To interact with the ROC platform, the user needs to have RIF tokens in a hardware wallet that’s compatible. Examples include Nifty or Metamask. Users can purchase RIF tokens on exchanges such as Bitfinex, Bithumb, KuCoin, and others.

How Does The System Work?

RDOC stablecoins are created whenever there is a predetermined amount of RIFpro (RIFP) staked in the platform.

This doesn’t mean that all users must personally stake RIFP to get RDOC. It simply means that RIFP must be staked before any RDOC is created and made available to be acquired.

Hence, whenever the minimum threshold of RIFP that has to be created is met, the platform will automatically mint RDOC so users can acquire them. Put simply, RIFP tokens are a critical component for the minting of RDOC.

The essence of RIFP is to enable RIF token holders to earn a passive income from the fees generated by users who interact with the platform.

The RIFX, on the other hand, is a leveraged product that is set to renew every 30 days. It is intended to provide traders and speculators with a mechanism to leverage up their exposure to the price.

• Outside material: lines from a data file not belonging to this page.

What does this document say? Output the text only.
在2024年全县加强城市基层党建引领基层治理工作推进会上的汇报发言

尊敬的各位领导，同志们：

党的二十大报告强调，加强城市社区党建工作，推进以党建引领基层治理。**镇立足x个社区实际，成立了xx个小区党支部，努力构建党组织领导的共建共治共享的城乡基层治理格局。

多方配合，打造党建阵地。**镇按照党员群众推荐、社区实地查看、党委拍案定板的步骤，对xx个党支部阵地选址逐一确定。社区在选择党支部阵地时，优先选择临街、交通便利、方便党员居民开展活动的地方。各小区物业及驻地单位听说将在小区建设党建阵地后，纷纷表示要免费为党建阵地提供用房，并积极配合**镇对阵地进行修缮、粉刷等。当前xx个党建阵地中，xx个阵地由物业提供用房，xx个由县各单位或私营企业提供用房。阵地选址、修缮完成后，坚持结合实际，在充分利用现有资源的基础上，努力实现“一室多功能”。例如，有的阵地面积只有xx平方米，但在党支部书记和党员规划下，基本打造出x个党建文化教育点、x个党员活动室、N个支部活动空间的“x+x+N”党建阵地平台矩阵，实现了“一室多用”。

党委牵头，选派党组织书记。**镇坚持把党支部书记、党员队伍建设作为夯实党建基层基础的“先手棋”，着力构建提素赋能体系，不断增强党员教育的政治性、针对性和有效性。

It has a fixed leverage multiplier of 2X at the beginning of each contract.

However, this might vary throughout the 30-day cycle depending on variables, including the amount of RDOC stablecoins available and changes to the price of RIF in the market. Naturally, those who use it would have to pay an interest rate for the borrowed amount.

In summary, RIFP tokens will be the cornerstone product of the entire platform. They will benefit from the fees paid by those who purchase RDOC and the interest rate paid by those who use RIFX. Also, RIFP tokens absorb a small part of the volatility of the stablecoins, which will supposedly benefit them in the long run if the price of RIF goes up, of course.

How To Work With The System?

As mentioned above, the first step for a user is to obtain RIF tokens and send them to Nifty or MetaMask. When using the latter, RIF holders must be sure to have the proper configuration of the RSK network for transferring the RIF tokens to the application. Help can be found here.

As the last step, the user needs to allow MetaMask or Nifty to interact with the ROC platform by approving the automate connection of the wallet with the platform.

2020 is the year for DeFi and RSK, the smart contract platform on top of Bitcoin is making without a doubt a significant contribution to the ecosystem.